Guest blog post by Diya Soubra
As I studied the subject, the following three terms stood out in relation to Big Data.
Variety, Velocity and Volume.
In marketing, the 4Ps define all of marketing using only four terms.
Product, Promotion, Place, and Price.
I claim that the 3Vs above totally define big data in a similar fashion.
These three properties define the expansion of a data set along various fronts to where it merits to be called big data. An expansion that is accelerating to generate yet more data of various types.
The plot above, using three axes helps to visualize the concept.
The size of available data has been growing at an increasing rate. This applies to companies and to individuals. A text file is a few kilo bytes, a sound file is a few mega bytes while a full length movie is a few giga bytes.
More sources of data are added on continuous basis. For companies, in the old days, all data was generated internally by employees. Currently, the data is generated by employees, partners and customers. For a group of companies, the data is also generated by machines. For example, Hundreds of millions of smart phones send a variety of information to the network infrastructure. This data did not exist five years ago.
More sources of data with a larger size of data combine to increase the volume of data that has to be analyzed. This is a major issue for those looking to put that data to use instead of letting it just disappear.
Peta byte data sets are common these days and Exa byte is not far away.
Large Synoptic Survey Telescope (LSST).
“Over 30 thousand gigabytes (30TB) of images will be generated every night during the decade -long LSST sky survey. ”
72 hours of video are uploaded to YouTube every minute
There is a corollary to Parkinson’s law that states: “Data expands to fill the space available for storage.”
This is no longer true since the data being generated will soon exceed all available storage space.
Initially, companies analyzed data using a batch process. One takes a chunk of data, submits a job to the server and waits for delivery of the result. That scheme works when the incoming data rate is slower than the batch processing rate and when the result is useful despite the delay. With the new sources of data such as social and mobile applications, the batch process breaks down. The data is now streaming into the server in real time, in a continuous fashion and the result is only useful if the delay is very short.

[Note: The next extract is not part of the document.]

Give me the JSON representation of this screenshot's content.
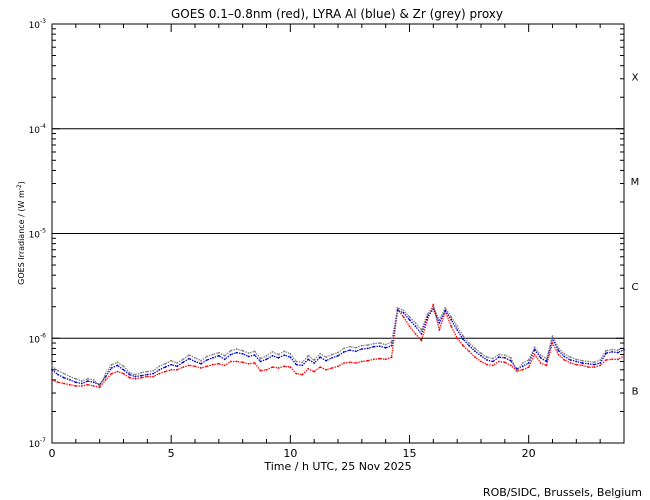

140 million tweets per day on average.( more in 2012)
I have not yet determined how data velocity may continue to increase since real time is as fast as it gets. The delay for the results and analysis will continue to shrink to also reach real time.
From excel tables and databases, data structure has changed to loose its structure and to add hundreds of formats. Pure text, photo, audio, video, web, GPS data, sensor data, relational data bases, documents, SMS, pdf, flash, etc etc etc. One no longer has control over the input data format. Structure can no longer be imposed like in the past in order to keep control over the analysis. As new applications are introduced new data formats come to life.
Google uses smart phones as sensors to determine traffic conditions.
In this application they are most likely reading the speed and position of millions of cars to construct the traffic pattern in order to select the best routes for those asking for driving directions. This sort of data did not exist on a collective scale a few years ago.
The 3Vs together describe a set of data and a set of analysis conditions that clearly define the concept of big data.
So what is one to do about this?
So far, I have seen two approaches.
1-divide and concur using Hadoop
2-brute force using an “appliance” such as the SAP HANA
(High- Performance Analytic Appliance)
In the divide and concur approach, the huge data set is broken down into smaller parts (HDFS) and processed (Mapreduce) in a parallel fashion using thousands of servers.
As the volume of the data increases, more servers are added and the process runs in the same manner. Need a shorter delay for the result, add more servers again. Given that with the cloud, server power is infinite, it is really just a matter of cost. How much is it worth to get the result in a shorter time.
One has to accept that not ALL data analysis can be done with Hadoop. Other tools are always required.
For the brute force approach, a very powerful server with terabytes of memory is used to crunch the data as one unit. The data set is compressed in memory. For example, for a Twitter data flow that is pure text, the compression ratio may reach 100:1. A 1TB IBM SAP HANA can then load a data set of 100TB in memory and do analytics on it.
IBM has a 100TB unit for demonstration purposes.
Many other companies are filling in the gap between these two approaches by releasing all sorts of applications that address different steps of the data processing sequence plus the management and the system configuration.